36 articles and counting
      

Integration and Configuration of Hibernate

You do not have to run Hibernate inside any particular J2EE container or
framework—Hibernate 3 only requires Java 2 Standard Edition (J2SE), version 1.3 or greater,
although the new Annotations feature requires J2SE 5.0 (or later).

The Hibernate distribution
includes a large set of libraries which you need to place on your application’s classpath. You can call Hibernate from your Java application directly, or you can access Hibernate
through another framework such as Spring. Typically, you
would use Hibernate to either create a data access layer for an application or replace an
existing data access layer. The Spring framework provides excellent Hibernate
integration, including generic support for persistence objects, a generic set of persistence exceptions, and transaction management.

To get any Hibernate application to work, you have to follow a set of basics:

  1. Set
    up the database if it does not exist already. You can use Hibernate’s schema export tool to create your database schema (if you wish) from your mapping files
  2. Add the Hibernate Java libraries to your application’s classpath
  3. Identify the plain old Java objects (POJOs) in your application that require persistence – and specifically their particular properties that represent fields in the database tables
  4. Create Hibernate XML mapping files for each of the POJOs that map properties to
    columns in a table
  5. Create a Hibernate XML configuration file that points to your database and your XML
    mapping files
  6. In your Java application, create a Hibernate Configuration object that references your
    XML configuration file
  7. In your Java application, build a Hibernate SessionFactory object from the
    Configuration object
  8. Finally, retrieve Hibernate Session objects from the SessionFactory, and write your data
    access logic for your application (create, retrieve, update, and delete)

Running Hibernate

Regardless of the environment that you are integrating Hibernate into, certain requirements
remain constant. You will need to define the configuration details that apply—these are then
represented by a Configuration object. From the Configuration object, a single SessionFactory object is created; and from this, Session objects are instantiated, through which your application
accesses Hibernate’s representation of the database.

Deploying Hibernate

To integrate Hibernate with your Java application, you will need to use several Java libraries.

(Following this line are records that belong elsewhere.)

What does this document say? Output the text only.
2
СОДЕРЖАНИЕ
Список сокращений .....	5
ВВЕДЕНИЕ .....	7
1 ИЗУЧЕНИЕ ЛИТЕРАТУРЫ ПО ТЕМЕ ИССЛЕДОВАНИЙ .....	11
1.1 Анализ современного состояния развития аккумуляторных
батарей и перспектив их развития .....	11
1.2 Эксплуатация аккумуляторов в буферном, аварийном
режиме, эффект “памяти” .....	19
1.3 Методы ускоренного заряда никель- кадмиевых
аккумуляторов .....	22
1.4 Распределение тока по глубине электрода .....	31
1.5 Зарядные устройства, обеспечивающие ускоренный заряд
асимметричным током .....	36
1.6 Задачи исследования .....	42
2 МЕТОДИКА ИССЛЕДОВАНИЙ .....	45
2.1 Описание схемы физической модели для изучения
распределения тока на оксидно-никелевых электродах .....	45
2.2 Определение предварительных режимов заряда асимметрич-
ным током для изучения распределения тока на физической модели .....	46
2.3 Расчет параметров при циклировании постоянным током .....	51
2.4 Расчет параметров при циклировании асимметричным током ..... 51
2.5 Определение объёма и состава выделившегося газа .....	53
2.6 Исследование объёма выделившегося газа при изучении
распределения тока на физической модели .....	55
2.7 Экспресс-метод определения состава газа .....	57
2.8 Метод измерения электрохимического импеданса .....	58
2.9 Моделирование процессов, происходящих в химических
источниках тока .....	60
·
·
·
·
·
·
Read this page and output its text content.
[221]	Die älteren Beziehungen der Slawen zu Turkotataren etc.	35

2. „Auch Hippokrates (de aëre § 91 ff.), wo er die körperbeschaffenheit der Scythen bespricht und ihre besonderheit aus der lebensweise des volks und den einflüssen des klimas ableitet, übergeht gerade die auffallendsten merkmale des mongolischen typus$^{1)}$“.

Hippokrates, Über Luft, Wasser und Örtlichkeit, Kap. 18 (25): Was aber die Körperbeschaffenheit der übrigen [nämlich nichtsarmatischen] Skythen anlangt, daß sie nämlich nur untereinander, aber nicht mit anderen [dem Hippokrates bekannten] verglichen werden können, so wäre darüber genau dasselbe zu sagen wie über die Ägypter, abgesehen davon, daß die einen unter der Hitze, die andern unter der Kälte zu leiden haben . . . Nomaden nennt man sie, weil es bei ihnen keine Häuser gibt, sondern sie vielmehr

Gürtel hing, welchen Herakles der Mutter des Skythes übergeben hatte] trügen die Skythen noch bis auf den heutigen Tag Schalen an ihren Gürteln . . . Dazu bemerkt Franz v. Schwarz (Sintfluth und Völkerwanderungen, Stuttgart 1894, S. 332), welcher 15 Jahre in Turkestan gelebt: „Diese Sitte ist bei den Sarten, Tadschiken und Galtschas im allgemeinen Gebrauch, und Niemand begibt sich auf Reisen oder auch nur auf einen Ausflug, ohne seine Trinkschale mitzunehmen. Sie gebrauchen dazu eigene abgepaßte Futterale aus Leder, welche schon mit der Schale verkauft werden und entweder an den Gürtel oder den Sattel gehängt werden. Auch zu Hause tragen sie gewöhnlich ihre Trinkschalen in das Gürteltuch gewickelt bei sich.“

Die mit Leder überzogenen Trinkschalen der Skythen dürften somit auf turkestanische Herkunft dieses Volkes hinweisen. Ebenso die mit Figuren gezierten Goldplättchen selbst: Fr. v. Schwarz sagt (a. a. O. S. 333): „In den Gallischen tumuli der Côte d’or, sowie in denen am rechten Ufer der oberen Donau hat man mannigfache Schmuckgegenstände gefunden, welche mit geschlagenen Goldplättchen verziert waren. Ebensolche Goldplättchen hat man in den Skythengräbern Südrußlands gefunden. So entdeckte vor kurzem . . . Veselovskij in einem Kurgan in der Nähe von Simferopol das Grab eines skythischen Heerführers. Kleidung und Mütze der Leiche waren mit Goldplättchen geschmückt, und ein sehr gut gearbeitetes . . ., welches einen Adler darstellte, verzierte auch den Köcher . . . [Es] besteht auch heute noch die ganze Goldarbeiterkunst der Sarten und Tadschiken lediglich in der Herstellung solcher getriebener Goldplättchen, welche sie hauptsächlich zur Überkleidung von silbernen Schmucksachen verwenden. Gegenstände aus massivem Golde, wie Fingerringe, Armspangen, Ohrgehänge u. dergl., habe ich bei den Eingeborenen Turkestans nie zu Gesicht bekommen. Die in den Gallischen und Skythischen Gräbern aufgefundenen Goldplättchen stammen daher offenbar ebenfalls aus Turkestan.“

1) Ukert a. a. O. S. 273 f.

The first library is the Java Archive (JAR) file for your JDBC driver, which you will need to find
for your specific relational database. The Hibernate download does not include any JDBC
drivers.
Because every relational database—and hence every JDBC driver—behaves slightly differently,
the Hibernate team created dialects to abstract away the differences. These dialects define
the SQL variant and the specific database features to use for each vendor’s database. Every project
that uses Hibernate must specify one dialect in the Hibernate configuration file.

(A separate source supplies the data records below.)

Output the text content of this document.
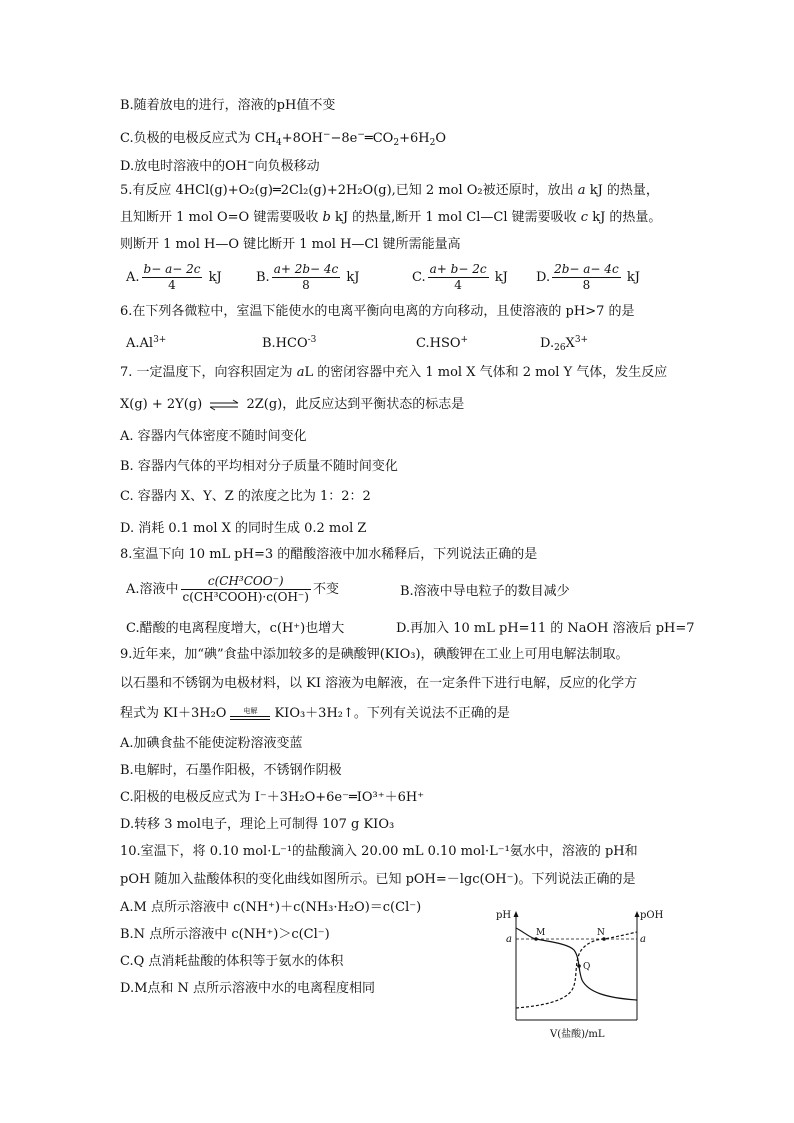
B.随着放电的进行，溶液的pH值不变
C.负极的电极反应式为 $CH_4+8OH^--8e^-═CO_2+6H_2O$
D.放电时溶液中的OH−向负极移动
5.有反应 4HCl(g)+O₂(g)═2Cl₂(g)+2H₂O(g),已知 2 mol O₂被还原时，放出 a kJ 的热量，
且知断开 1 mol O=O 键需要吸收 b kJ 的热量,断开 1 mol Cl—Cl 键需要吸收 c kJ 的热量。
则断开 1 mol H—O 键比断开 1 mol H—Cl 键所需能量高
A. $\frac{b- a- 2c}{4}$ kJ	B. $\frac{a+ 2b- 4c}{8}$ kJ	C. $\frac{a+ b- 2c}{4}$ kJ D. $\frac{2b- a- 4c}{8}$ kJ
6.在下列各微粒中，室温下能使水的电离平衡向电离的方向移动，且使溶液的 pH>7 的是
$A.Al^{3+}$	$B.HCO^{-3}$	C.HSO+	$D._{26}X^{3+}$
7. 一定温度下，向容积固定为 aL 的密闭容器中充入 1 mol X 气体和 2 mol Y 气体，发生反应
X(g) + 2Y(g) ⇌ 2Z(g)，此反应达到平衡状态的标志是
A. 容器内气体密度不随时间变化
B. 容器内气体的平均相对分子质量不随时间变化
C. 容器内 X、Y、Z 的浓度之比为 1：2：2
D. 消耗 0.1 mol X 的同时生成 0.2 mol Z
8.室温下向 10 mL pH=3 的醋酸溶液中加水稀释后，下列说法正确的是
A.溶液中 $\frac{\text{c(CH³COO⁻)}}{\text{c(CH³COOH)·c(OH⁻)}}$ 不变	B.溶液中导电粒子的数目减少
C.醋酸的电离程度增大，c(H⁺)也增大	D.再加入 10 mL pH=11 的 NaOH 溶液后 pH=7
9.近年来，加“碘”食盐中添加较多的是碘酸钾(KIO₃)，碘酸钾在工业上可用电解法制取。
以石墨和不锈钢为电极材料，以 KI 溶液为电解液，在一定条件下进行电解，反应的化学方
程式为 KI＋3H₂O	电解	KIO₃＋3H₂↑。下列有关说法不正确的是
A.加碘食盐不能使淀粉溶液变蓝
B.电解时，石墨作阳极，不锈钢作阴极
C.阳极的电极反应式为 I⁻＋3H₂O+6e⁻═IO³⁺＋6H⁺
D.转移 3 mol电子，理论上可制得 107 g KIO₃
10.室温下，将 0.10 mol·L⁻¹的盐酸滴入 20.00 mL 0.10 mol·L⁻¹氨水中，溶液的 pH和
pOH 随加入盐酸体积的变化曲线如图所示。已知 pOH=－lgc(OH⁻)。下列说法正确的是
A.M 点所示溶液中 c(NH⁺)＋c(NH₃·H₂O)＝c(Cl⁻)
B.N 点所示溶液中 c(NH⁺)＞c(Cl⁻)
C.Q 点消耗盐酸的体积等于氨水的体积
D.M点和 N 点所示溶液中水的电离程度相同
pH	pOH
a	a
M	N
Q
V(盐酸)/mL
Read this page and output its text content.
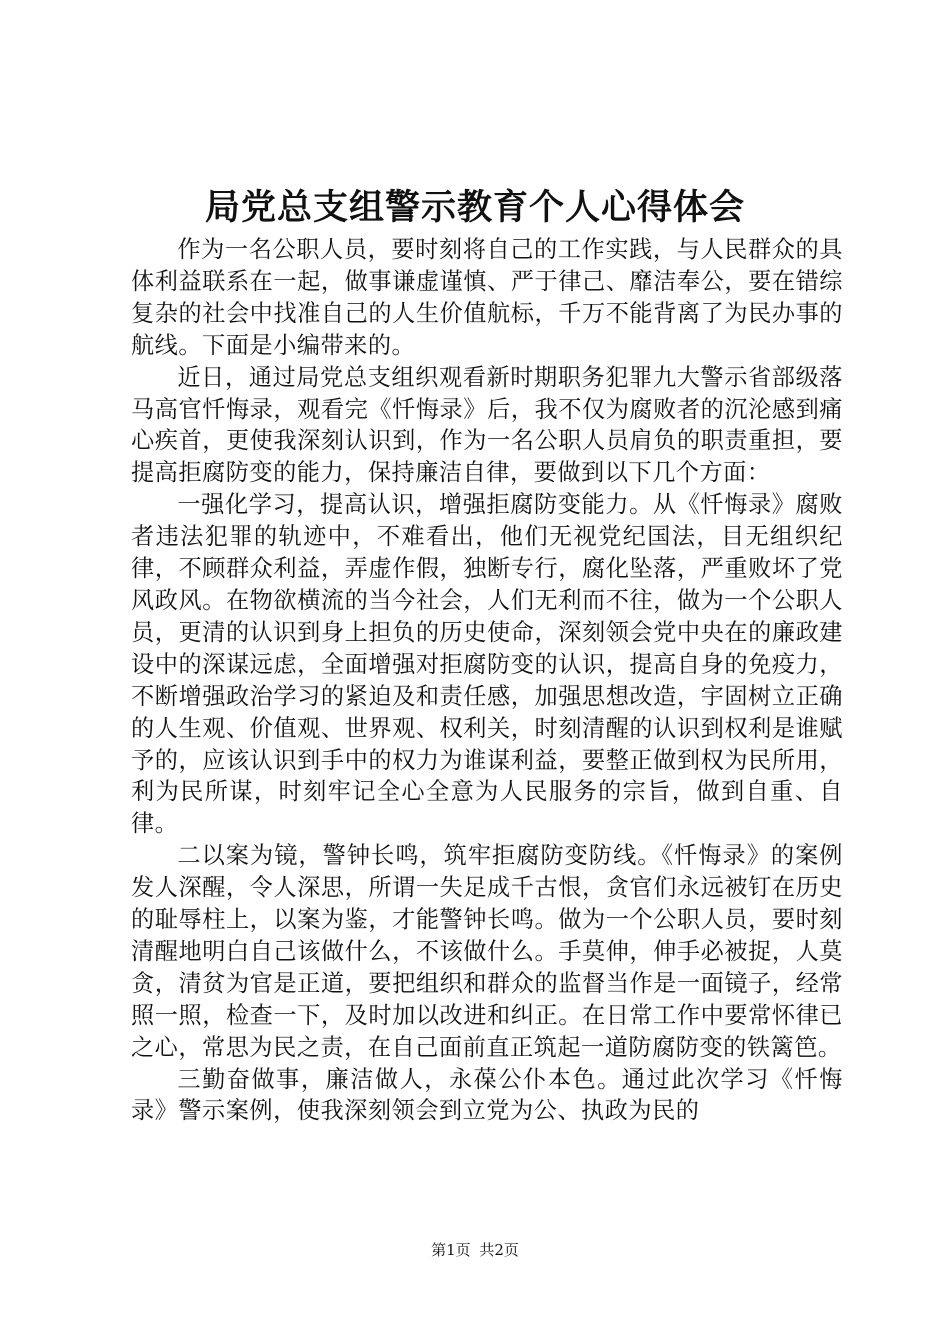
局党总支组警示教育个人心得体会

作为一名公职人员，要时刻将自己的工作实践，与人民群众的具体利益联系在一起，做事谦虚谨慎、严于律己、靡洁奉公，要在错综复杂的社会中找准自己的人生价值航标，千万不能背离了为民办事的航线。下面是小编带来的。

近日，通过局党总支组织观看新时期职务犯罪九大警示省部级落马高官忏悔录，观看完《忏悔录》后，我不仅为腐败者的沉沦感到痛心疾首，更使我深刻认识到，作为一名公职人员肩负的职责重担，要提高拒腐防变的能力，保持廉洁自律，要做到以下几个方面：

一强化学习，提高认识，增强拒腐防变能力。从《忏悔录》腐败者违法犯罪的轨迹中，不难看出，他们无视党纪国法，目无组织纪律，不顾群众利益，弄虚作假，独断专行，腐化坠落，严重败坏了党风政风。在物欲横流的当今社会，人们无利而不往，做为一个公职人员，更清的认识到身上担负的历史使命，深刻领会党中央在的廉政建设中的深谋远虑，全面增强对拒腐防变的认识，提高自身的免疫力，不断增强政治学习的紧迫及和责任感，加强思想改造，宇固树立正确的人生观、价值观、世界观、权利关，时刻清醒的认识到权利是谁赋予的，应该认识到手中的权力为谁谋利益，要整正做到权为民所用，利为民所谋，时刻牢记全心全意为人民服务的宗旨，做到自重、自律。

二以案为镜，警钟长鸣，筑牢拒腐防变防线。《忏悔录》的案例发人深醒，令人深思，所谓一失足成千古恨，贪官们永远被钉在历史的耻辱柱上，以案为鉴，才能警钟长鸣。做为一个公职人员，要时刻清醒地明白自己该做什么，不该做什么。手莫伸，伸手必被捉，人莫贪，清贫为官是正道，要把组织和群众的监督当作是一面镜子，经常照一照，检查一下，及时加以改进和纠正。在日常工作中要常怀律已之心，常思为民之责，在自己面前直正筑起一道防腐防变的铁篱笆。

三勤奋做事，廉洁做人，永葆公仆本色。通过此次学习《忏悔录》警示案例，使我深刻领会到立党为公、执政为民的

第1页 共2页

Once you have configured the JDBC driver, your next step is to deploy hibernate3.jar
with your application. This JAR file is provided with the Hibernate 3 binary distribution. The
file contains the classes in the org.hibernate package, along with several DTD and XML
Schema files. You will then need to deploy the other libraries that hibernate requires. These libraries are included in
the \lib directory of your Hibernate 3 installation. The purpose of each library is detailed in the README file, which also states
which libraries are optional and which are required.